Plumlee, a bubbly cheer team captain and student body president at Modoc High School, sipped an iced oat milk caramel macchiato. She was exhausted. And she had to go straight to work — at one of her two jobs — after class that snowy spring day.

She was waiting for college acceptance letters. She had a speech competition to prepare for. Homework to catch up on. Scholarship essays to write. And yet another room to finish moving into.

For more than two years, Plumlee, 18, had essentially been homeless.

She’d bounced around this rural Northern California town, sleeping on couches and spare beds and, for a stretch, the back seat of her car — all while organizing blood drives and getting good grades and helping classmates with their homework.

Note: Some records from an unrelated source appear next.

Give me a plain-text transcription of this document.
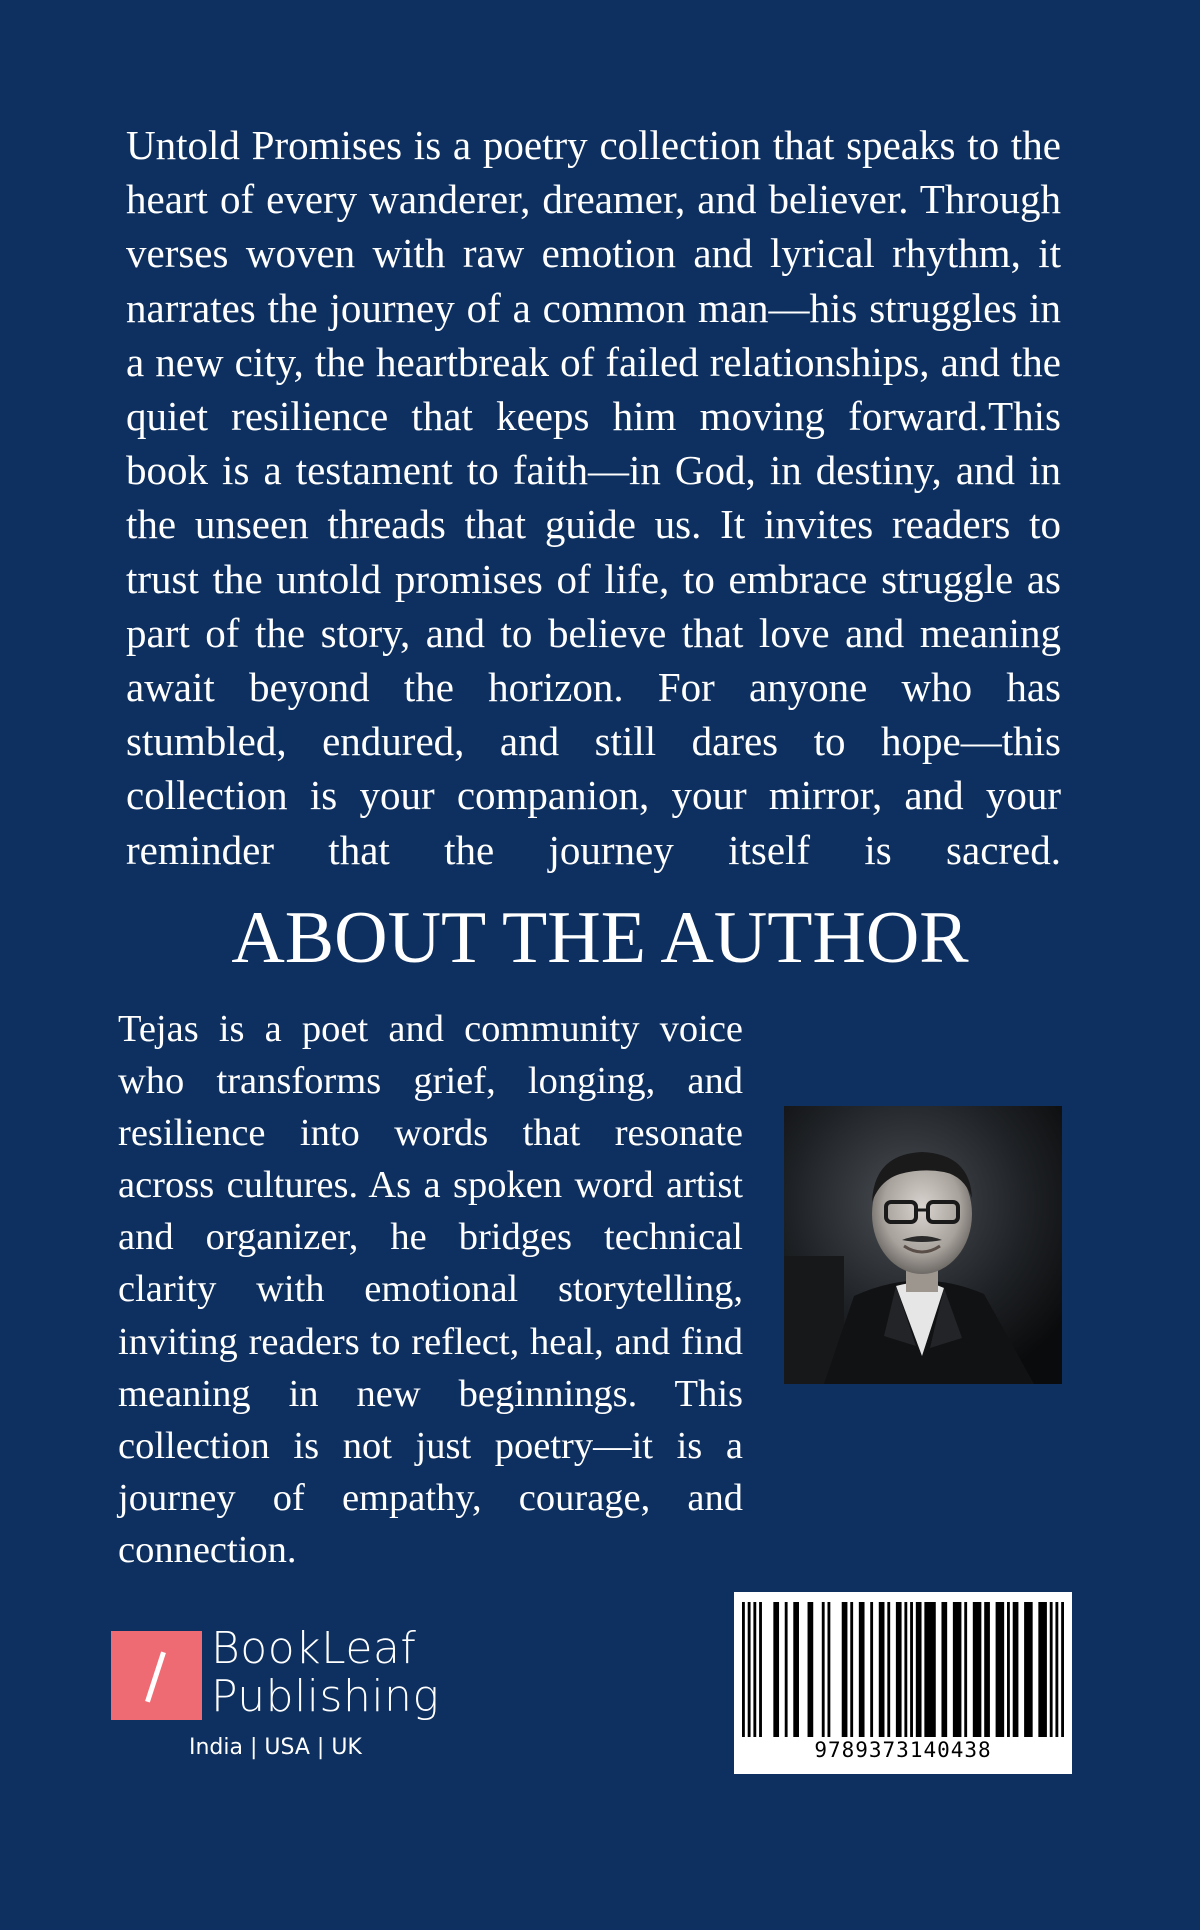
Untold Promises is a poetry collection that speaks to the heart of every wanderer, dreamer, and believer. Through verses woven with raw emotion and lyrical rhythm, it narrates the journey of a common man—his struggles in a new city, the heartbreak of failed relationships, and the quiet resilience that keeps him moving forward.This book is a testament to faith—in God, in destiny, and in the unseen threads that guide us. It invites readers to trust the untold promises of life, to embrace struggle as part of the story, and to believe that love and meaning await beyond the horizon. For anyone who has stumbled, endured, and still dares to hope—this collection is your companion, your mirror, and your reminder that the journey itself is sacred.

ABOUT THE AUTHOR

Tejas is a poet and community voice who transforms grief, longing, and resilience into words that resonate across cultures. As a spoken word artist and organizer, he bridges technical clarity with emotional storytelling, inviting readers to reflect, heal, and find meaning in new beginnings. This collection is not just poetry—it is a journey of empathy, courage, and connection.

BookLeaf
Publishing
India | USA | UK	9789373140438
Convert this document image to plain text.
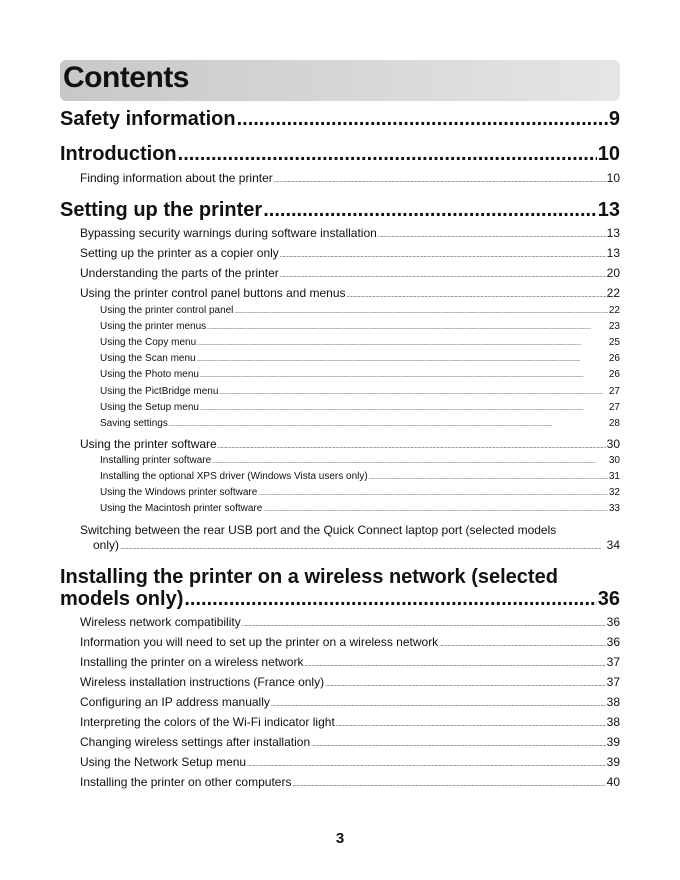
Contents
Safety information .....	9
Introduction .....	10
Finding information about the printer .....	10
Setting up the printer .....	13
Bypassing security warnings during software installation .....	13
Setting up the printer as a copier only .....	13
Understanding the parts of the printer .....	20
Using the printer control panel buttons and menus .....	22
Using the printer control panel .....	22
Using the printer menus .....	23
Using the Copy menu .....	25
Using the Scan menu .....	26
Using the Photo menu .....	26
Using the PictBridge menu .....	27
Using the Setup menu .....	27
Saving settings .....	28
Using the printer software .....	30
Installing printer software .....	30
Installing the optional XPS driver (Windows Vista users only) .....	31
Using the Windows printer software .....	32
Using the Macintosh printer software .....	33
Switching between the rear USB port and the Quick Connect laptop port (selected models
only) .....	34
Installing the printer on a wireless network (selected
models only) .....	36
Wireless network compatibility .....	36
Information you will need to set up the printer on a wireless network .....	36
Installing the printer on a wireless network .....	37
Wireless installation instructions (France only) .....	37
Configuring an IP address manually .....	38
Interpreting the colors of the Wi-Fi indicator light .....	38
Changing wireless settings after installation .....	39
Using the Network Setup menu .....	39
Installing the printer on other computers .....	40
3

Like Plumlee, even the most ambitious students in California’s impoverished rural north often deal with extreme challenges, including poverty and neglect, at higher rates than anywhere else in the state.

For Plumlee, academics were a ticket out of Alturas, a cattle-ranching town of 2,700.

“I want a future,” she said. “I want to do something with my life. And I’m the only one who’s going to get me there.”

Plumlee is so responsible that other kids called her mom. Most people didn’t know what she was going through outside of school.

About eight years ago, educators in Modoc County realized they had a serious problem.

Students kept melting down, becoming so angry or disruptive that they had to be pulled from classrooms. The county’s suspension rate was about three times higher than the state average, and students were twice as likely as those statewide to be chronically absent.

“We realized we were dealing with something bigger than behavior,” said Misti Norby, deputy superintendent of the Modoc County Office of Education. “We were like, what’s going on with our kids?”

Teachers across Modoc County assessed their students, relying on a fact of small-town life that can be both a blessing and a curse: everyone knows everyone’s business. They did an informal, anonymous tally of what are called adverse childhood experiences, or ACEs, which include abuse or neglect; a parent’s death, incarceration or divorce; and mental illness or substance abuse in the home.

About 58% of kids in Modoc County, Norby said, were believed to have four or more ACEs, putting them at significantly higher risk later in life of suicide, substance abuse, chronic health problems and unemployment.”